A música de câmara também sempre teve destaque nas atividades da FEA, desde o primeiro concerto do Conjunto de Câmara da Fundação de Educação Artística, em 1968 até os dias atuais, com a formações de diversos grupos em diferentes épocas. Além disso, foram realizadas mais de 30 edições bianuais da Semana de Música de Câmara, em que eram contempladas tanto a difusão quanto a formação – por meio de masterclasses e oficinas.

Outro aspecto fundamental da atuação da FEA ao longo de suas seis décadas de atividade é a capacidade de agregar pessoas com os mesmos ideais, o que contribuiu para o surgimento de diversos grupos de música e tiveram relação direta ou indireta com a instituição. Vale destacar o Madrigal Renascentista, o GRUME (Grupo de Música Experimental), o Grupo Oficcina Multimédia, o Uakti, entre outros. 

Cartaz do 1º Encontro de Compositores Latino-Americano de Belo Horizonte

Professora Berenice Menegale

Professora Berenice Menegale, 1989

Uma pedagogia sempre em mutação


Tema de intenso debate, a educação musical na Belo Horizonte da década de 1960 estava presa a metodologias anacrônicas e especificamente dirigida ao aprendizado técnico dos instrumentos. A Fundação de Educação Artística, ja em sua concepção, trouxe uma visão bem mais abrangente a respeito desse processo. Como dizem seus fundadores, a proposta não era informar, mas formar o aluno numa cultura musical e mais amplamente, artística. Nesse sentido, a liberdade da FEA fez com que a pedagogia adotada buscasse expandir conceitos e paradigmas metodológicos.

No final dos anos 1970, com a guinada para a música e vanguarda e contemporânea, a FEA passou a investir nos processos criativos e de composição, reformulando radicalmente sua metodologia. Muitos alunos da FEA se tornaram professores, o que também contribuiu para a renovação da pedagogia e um processo constante de autocrítica e reflexão sobre o ensino musical.
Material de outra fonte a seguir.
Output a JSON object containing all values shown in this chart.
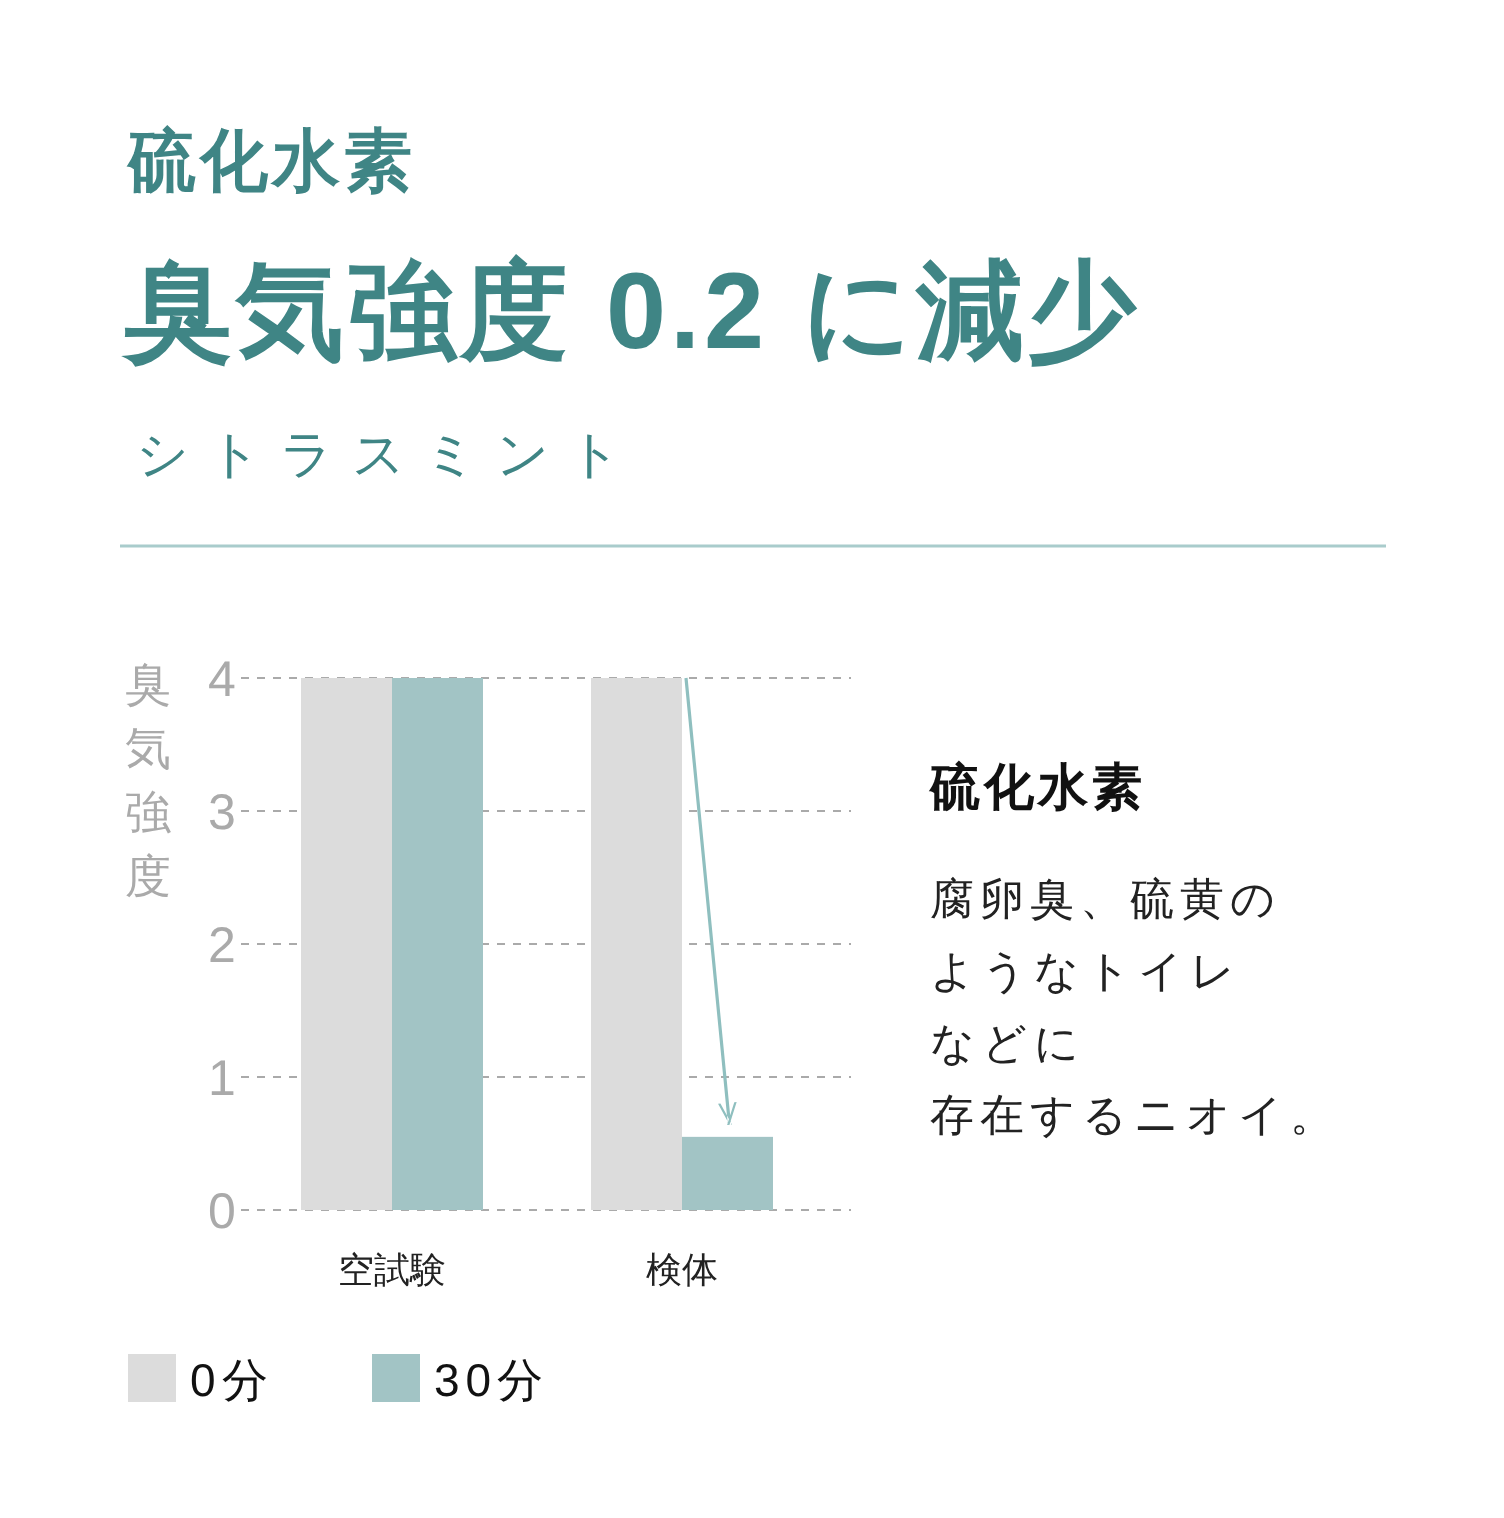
{
  "chart_data": [
    {
      "type": "bar",
      "title": "臭気強度 0.2 に減少",
      "subtitle": "シトラスミント",
      "annotations": [
        "硫化水素"
      ],
      "ylabel": "臭気強度",
      "categories": [
        "空試験",
        "検体"
      ],
      "series": [
        {
          "name": "0分",
          "color": "#dcdcdc",
          "values": [
            4,
            4
          ]
        },
        {
          "name": "30分",
          "color": "#a2c4c5",
          "values": [
            4,
            0.55
          ]
        }
      ],
      "ylim": [
        0,
        4
      ],
      "yticks": [
        0,
        1,
        2,
        3,
        4
      ],
      "grid": "y",
      "legend": "bottom left"
    },
    {
      "type": "other",
      "title": "硫化水素",
      "annotations": [
        "腐卵臭、硫黄の",
        "ようなトイレ",
        "などに",
        "存在するニオイ。"
      ]
    }
  ]
}
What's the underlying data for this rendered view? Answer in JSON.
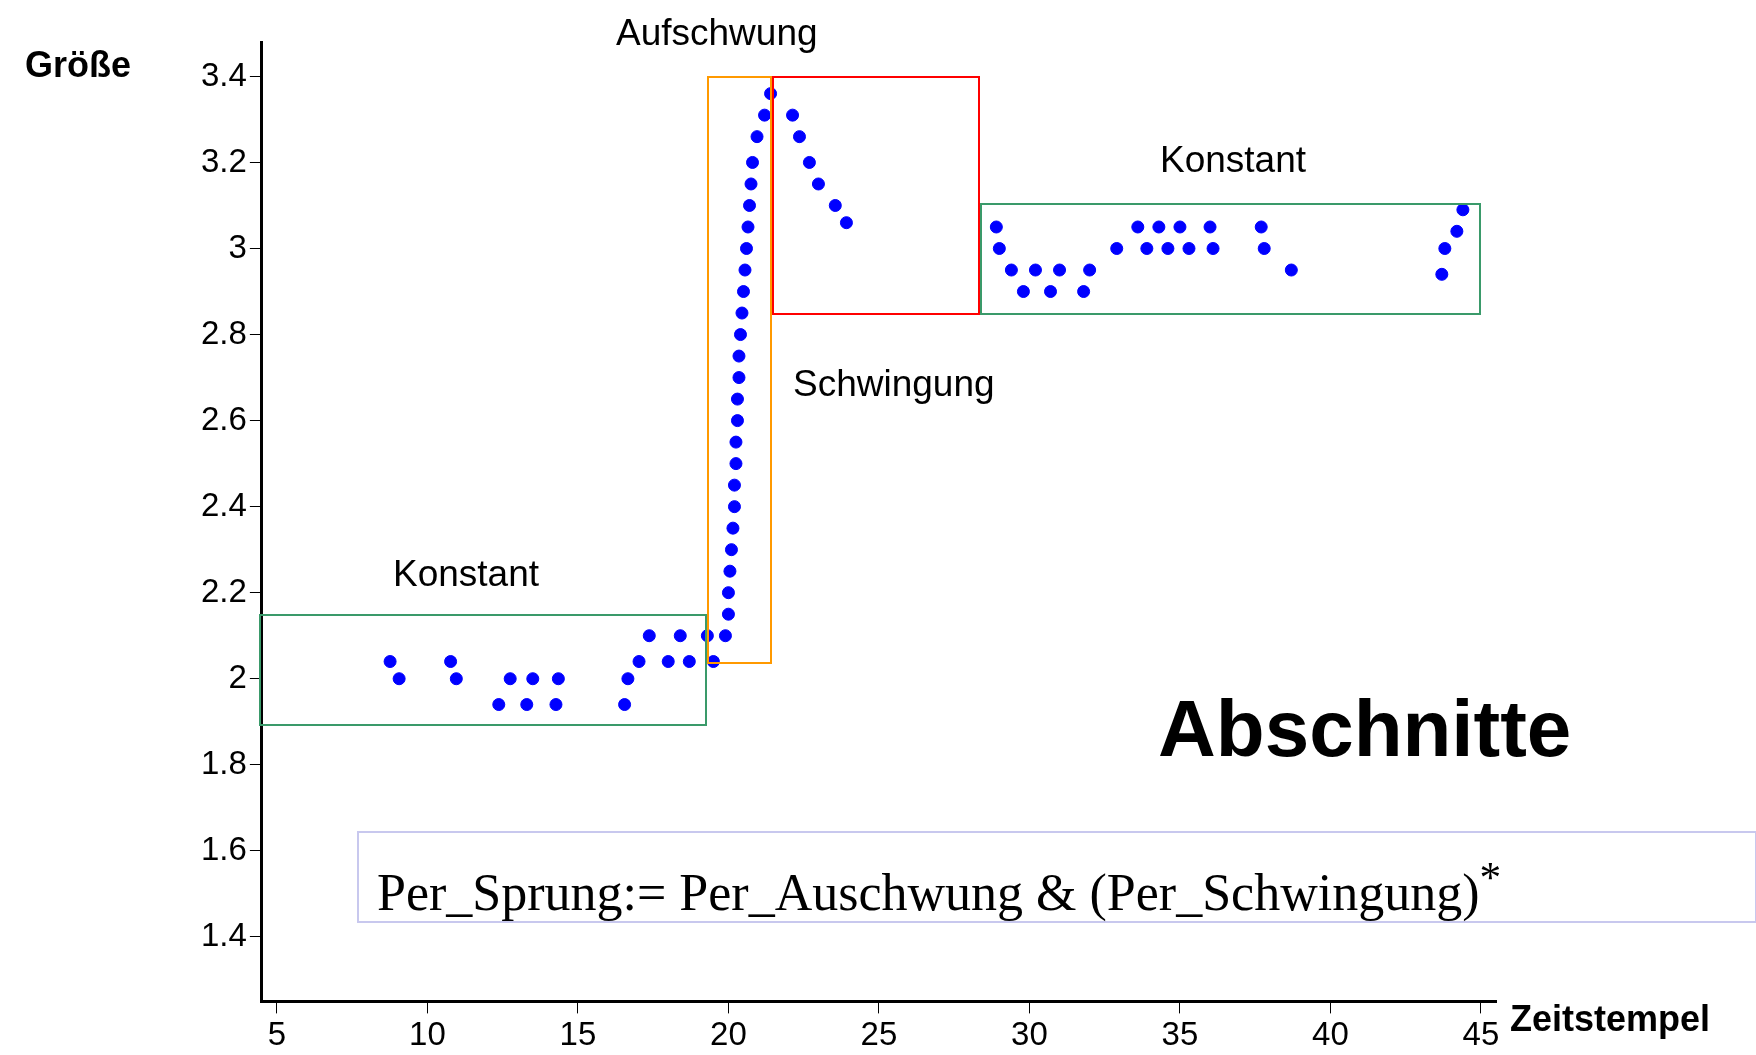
{
  "chart_data": {
    "type": "scatter",
    "xlabel": "Zeitstempel",
    "ylabel": "Größe",
    "x": [
      8.76,
      9.06,
      10.77,
      10.96,
      12.37,
      12.75,
      13.3,
      13.5,
      14.27,
      14.35,
      16.55,
      16.66,
      17.03,
      17.37,
      18.0,
      18.4,
      18.7,
      19.3,
      19.5,
      19.9,
      20.0,
      20.0,
      20.05,
      20.1,
      20.15,
      20.2,
      20.2,
      20.25,
      20.25,
      20.3,
      20.3,
      20.35,
      20.35,
      20.4,
      20.45,
      20.5,
      20.55,
      20.6,
      20.65,
      20.7,
      20.75,
      20.8,
      20.95,
      21.2,
      21.4,
      22.13,
      22.36,
      22.69,
      22.99,
      23.55,
      23.92,
      28.9,
      29.0,
      29.4,
      29.8,
      30.2,
      30.7,
      31.0,
      31.8,
      32.0,
      32.9,
      33.6,
      33.9,
      34.3,
      34.6,
      35.0,
      35.3,
      36.0,
      36.1,
      37.7,
      37.8,
      38.7,
      43.7,
      43.8,
      44.2,
      44.4
    ],
    "series": [
      {
        "color": "#0000ff",
        "values": [
          2.04,
          2.0,
          2.04,
          2.0,
          1.94,
          2.0,
          1.94,
          2.0,
          1.94,
          2.0,
          1.94,
          2.0,
          2.04,
          2.1,
          2.04,
          2.1,
          2.04,
          2.1,
          2.04,
          2.1,
          2.15,
          2.2,
          2.25,
          2.3,
          2.35,
          2.4,
          2.45,
          2.5,
          2.55,
          2.6,
          2.65,
          2.7,
          2.75,
          2.8,
          2.85,
          2.9,
          2.95,
          3.0,
          3.05,
          3.1,
          3.15,
          3.2,
          3.26,
          3.31,
          3.36,
          3.31,
          3.26,
          3.2,
          3.15,
          3.1,
          3.06,
          3.05,
          3.0,
          2.95,
          2.9,
          2.95,
          2.9,
          2.95,
          2.9,
          2.95,
          3.0,
          3.05,
          3.0,
          3.05,
          3.0,
          3.05,
          3.0,
          3.05,
          3.0,
          3.05,
          3.0,
          2.95,
          2.94,
          3.0,
          3.04,
          3.09
        ]
      }
    ],
    "xlim": [
      4.5,
      45.5
    ],
    "xticks": [
      5,
      10,
      15,
      20,
      25,
      30,
      35,
      40,
      45
    ],
    "ylim": [
      1.25,
      3.48
    ],
    "yticks": [
      1.4,
      1.6,
      1.8,
      2,
      2.2,
      2.4,
      2.6,
      2.8,
      3,
      3.2,
      3.4
    ],
    "grid": false,
    "legend": false,
    "marker": "circle",
    "annotations": [
      "Konstant",
      "Aufschwung",
      "Schwingung",
      "Konstant",
      "Abschnitte",
      "Per_Sprung:= Per_Auschwung & (Per_Schwingung)$^{*}$"
    ]
  }
}
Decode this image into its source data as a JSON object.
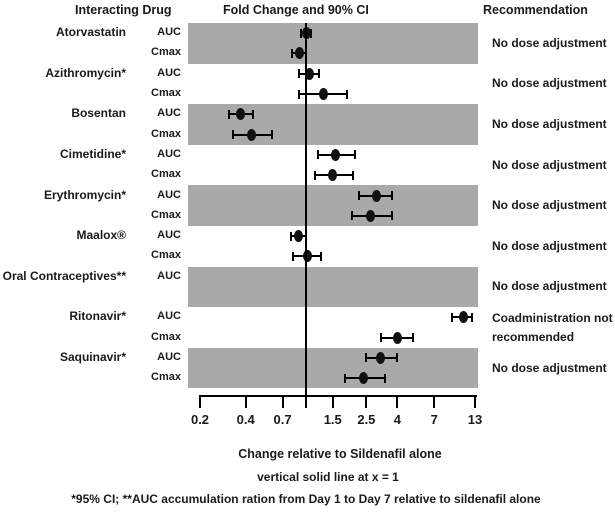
{
  "header": {
    "interacting_drug": "Interacting Drug",
    "fold_change": "Fold Change and 90% CI",
    "recommendation": "Recommendation"
  },
  "colors": {
    "band_gray": "#a9a9a9",
    "marker_black": "#111111",
    "text": "#1a1a1a"
  },
  "chart_data": {
    "type": "scatter",
    "subtype": "forest-plot",
    "title": "Fold Change and 90% CI",
    "xlabel": "Change relative to Sildenafil alone",
    "xlabel_note": "vertical solid line at x = 1",
    "footnote": "*95% CI; **AUC accumulation ration from Day 1 to Day 7 relative to sildenafil alone",
    "x_scale": "log",
    "x_range": [
      0.2,
      13
    ],
    "reference_line_x": 1,
    "x_ticks": [
      {
        "label": "0.2",
        "value": 0.2
      },
      {
        "label": "0.4",
        "value": 0.4
      },
      {
        "label": "0.7",
        "value": 0.7
      },
      {
        "label": "",
        "value": 1
      },
      {
        "label": "1.5",
        "value": 1.5
      },
      {
        "label": "2.5",
        "value": 2.5
      },
      {
        "label": "4",
        "value": 4
      },
      {
        "label": "7",
        "value": 7
      },
      {
        "label": "13",
        "value": 13
      }
    ],
    "groups": [
      {
        "drug": "Atorvastatin",
        "shaded": true,
        "recommendation": "No dose adjustment",
        "rows": [
          {
            "param": "AUC",
            "value": 1.0,
            "lo": 0.92,
            "hi": 1.08
          },
          {
            "param": "Cmax",
            "value": 0.9,
            "lo": 0.81,
            "hi": 1.0
          }
        ]
      },
      {
        "drug": "Azithromycin*",
        "shaded": false,
        "recommendation": "No dose adjustment",
        "rows": [
          {
            "param": "AUC",
            "value": 1.05,
            "lo": 0.9,
            "hi": 1.22
          },
          {
            "param": "Cmax",
            "value": 1.3,
            "lo": 0.9,
            "hi": 1.85
          }
        ]
      },
      {
        "drug": "Bosentan",
        "shaded": true,
        "recommendation": "No dose adjustment",
        "rows": [
          {
            "param": "AUC",
            "value": 0.37,
            "lo": 0.31,
            "hi": 0.45
          },
          {
            "param": "Cmax",
            "value": 0.44,
            "lo": 0.33,
            "hi": 0.6
          }
        ]
      },
      {
        "drug": "Cimetidine*",
        "shaded": false,
        "recommendation": "No dose adjustment",
        "rows": [
          {
            "param": "AUC",
            "value": 1.56,
            "lo": 1.2,
            "hi": 2.1
          },
          {
            "param": "Cmax",
            "value": 1.5,
            "lo": 1.14,
            "hi": 2.04
          }
        ]
      },
      {
        "drug": "Erythromycin*",
        "shaded": true,
        "recommendation": "No dose adjustment",
        "rows": [
          {
            "param": "AUC",
            "value": 2.9,
            "lo": 2.25,
            "hi": 3.7
          },
          {
            "param": "Cmax",
            "value": 2.65,
            "lo": 2.0,
            "hi": 3.7
          }
        ]
      },
      {
        "drug": "Maalox®",
        "shaded": false,
        "recommendation": "No dose adjustment",
        "rows": [
          {
            "param": "AUC",
            "value": 0.89,
            "lo": 0.8,
            "hi": 1.0
          },
          {
            "param": "Cmax",
            "value": 1.02,
            "lo": 0.82,
            "hi": 1.26
          }
        ]
      },
      {
        "drug": "Oral Contraceptives**",
        "shaded": true,
        "recommendation": "No dose adjustment",
        "rows": [
          {
            "param": "AUC",
            "value": null,
            "lo": null,
            "hi": null
          }
        ]
      },
      {
        "drug": "Ritonavir*",
        "shaded": false,
        "recommendation": "Coadministration not recommended",
        "rows": [
          {
            "param": "AUC",
            "value": 11.0,
            "lo": 9.2,
            "hi": 12.5
          },
          {
            "param": "Cmax",
            "value": 4.0,
            "lo": 3.1,
            "hi": 5.1
          }
        ]
      },
      {
        "drug": "Saquinavir*",
        "shaded": true,
        "recommendation": "No dose adjustment",
        "rows": [
          {
            "param": "AUC",
            "value": 3.1,
            "lo": 2.5,
            "hi": 4.0
          },
          {
            "param": "Cmax",
            "value": 2.4,
            "lo": 1.8,
            "hi": 3.3
          }
        ]
      }
    ]
  }
}
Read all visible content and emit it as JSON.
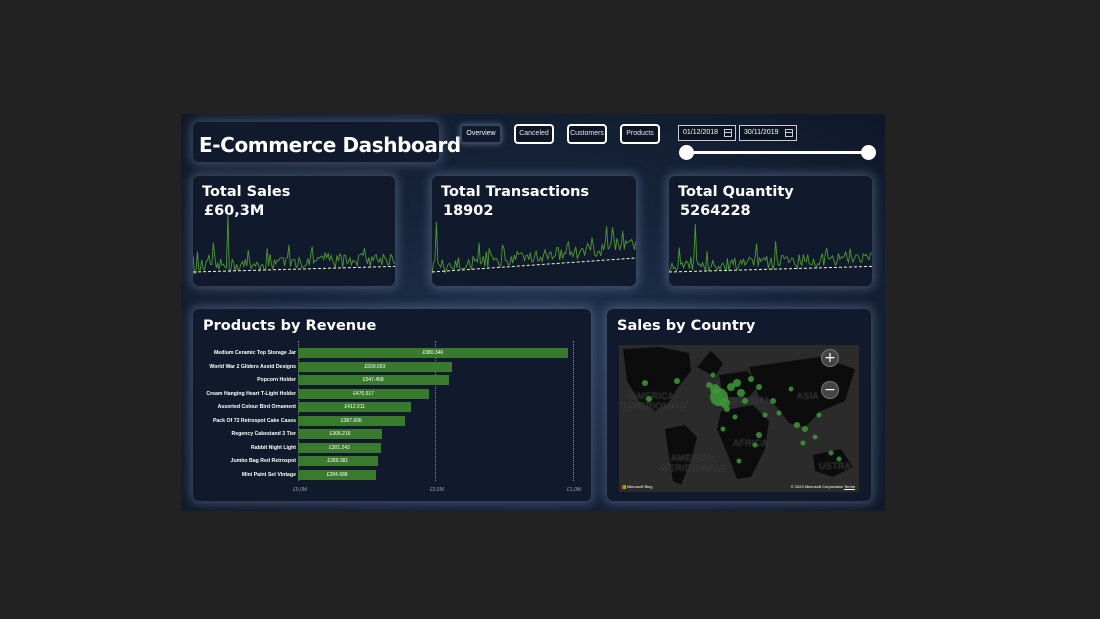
{
  "dashboard": {
    "title": "E-Commerce Dashboard",
    "nav": [
      {
        "label": "Overview",
        "active": true
      },
      {
        "label": "Canceled",
        "active": false
      },
      {
        "label": "Customers",
        "active": false
      },
      {
        "label": "Products",
        "active": false
      }
    ],
    "date_range": {
      "start": "01/12/2018",
      "end": "30/11/2019",
      "start_icon": "calendar-icon",
      "end_icon": "calendar-icon"
    }
  },
  "kpis": [
    {
      "label": "Total Sales",
      "value": "£60,3M"
    },
    {
      "label": "Total Transactions",
      "value": "18902"
    },
    {
      "label": "Total Quantity",
      "value": "5264228"
    }
  ],
  "colors": {
    "accent_green": "#3a7a2c",
    "sparkline": "#4f9a2f",
    "trend": "#f3f5c8",
    "map_point": "#3d9a3a"
  },
  "products": {
    "title": "Products by Revenue",
    "items": [
      {
        "name": "Medium Ceramic Top Storage Jar",
        "value_label": "£980.346",
        "value": 980346
      },
      {
        "name": "World War 2 Gliders Asstd Designs",
        "value_label": "£559.693",
        "value": 559693
      },
      {
        "name": "Popcorn Holder",
        "value_label": "£547.458",
        "value": 547458
      },
      {
        "name": "Cream Hanging Heart T-Light Holder",
        "value_label": "£476.517",
        "value": 476517
      },
      {
        "name": "Assorted Colour Bird Ornament",
        "value_label": "£412.011",
        "value": 412011
      },
      {
        "name": "Pack Of 72 Retrospot Cake Cases",
        "value_label": "£387.606",
        "value": 387606
      },
      {
        "name": "Regency Cakestand 3 Tier",
        "value_label": "£306.216",
        "value": 306216
      },
      {
        "name": "Rabbit Night Light",
        "value_label": "£301.243",
        "value": 301243
      },
      {
        "name": "Jumbo Bag Red Retrospot",
        "value_label": "£289.381",
        "value": 289381
      },
      {
        "name": "Mini Paint Set Vintage",
        "value_label": "£284.688",
        "value": 284688
      }
    ],
    "axis_ticks": [
      "£0,0M",
      "£0,5M",
      "£1,0M"
    ],
    "xlim": [
      0,
      1000000
    ]
  },
  "map": {
    "title": "Sales by Country",
    "labels": [
      "AMERICA",
      "TENTRIONALE",
      "EUROPA",
      "ASIA",
      "AFRICA",
      "AMERICA",
      "MERIDIONALE",
      "USTRA"
    ],
    "zoom_in": "+",
    "zoom_out": "−",
    "brand": "Microsoft Bing",
    "copyright": "© 2023 Microsoft Corporation",
    "terms": "Terms"
  }
}
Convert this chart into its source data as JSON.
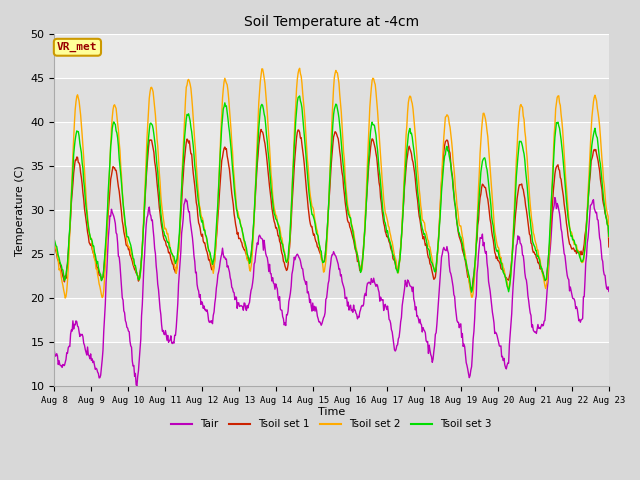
{
  "title": "Soil Temperature at -4cm",
  "xlabel": "Time",
  "ylabel": "Temperature (C)",
  "ylim": [
    10,
    50
  ],
  "background_color": "#d8d8d8",
  "plot_bg_color": "#e8e8e8",
  "grid_color": "#ffffff",
  "series": {
    "Tair": {
      "color": "#bb00bb",
      "lw": 1.0
    },
    "Tsoil set 1": {
      "color": "#cc2200",
      "lw": 1.0
    },
    "Tsoil set 2": {
      "color": "#ffaa00",
      "lw": 1.0
    },
    "Tsoil set 3": {
      "color": "#00dd00",
      "lw": 1.0
    }
  },
  "tick_labels": [
    "Aug 8",
    "Aug 9",
    "Aug 10",
    "Aug 11",
    "Aug 12",
    "Aug 13",
    "Aug 14",
    "Aug 15",
    "Aug 16",
    "Aug 17",
    "Aug 18",
    "Aug 19",
    "Aug 20",
    "Aug 21",
    "Aug 22",
    "Aug 23"
  ],
  "yticks": [
    10,
    15,
    20,
    25,
    30,
    35,
    40,
    45,
    50
  ],
  "annotation_text": "VR_met",
  "annotation_color": "#990000",
  "annotation_bg": "#ffff99",
  "annotation_border": "#cc9900"
}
De um primeiro momento, em que a experimentação foi a tônica no aprendizado, a FEA e seu quadro docente passaram a discutir uma maior formalização de suas práticas pedagógicas e a elaboração de currículos, distinguindo etapas do aprendizado. Sem perder o caráter de escola livre, a FEA testou diferentes métodos e abordagens dos elementos da linguagem musical e, ao longo, das décadas manteve o espírito crítico e aberto a novas propostas.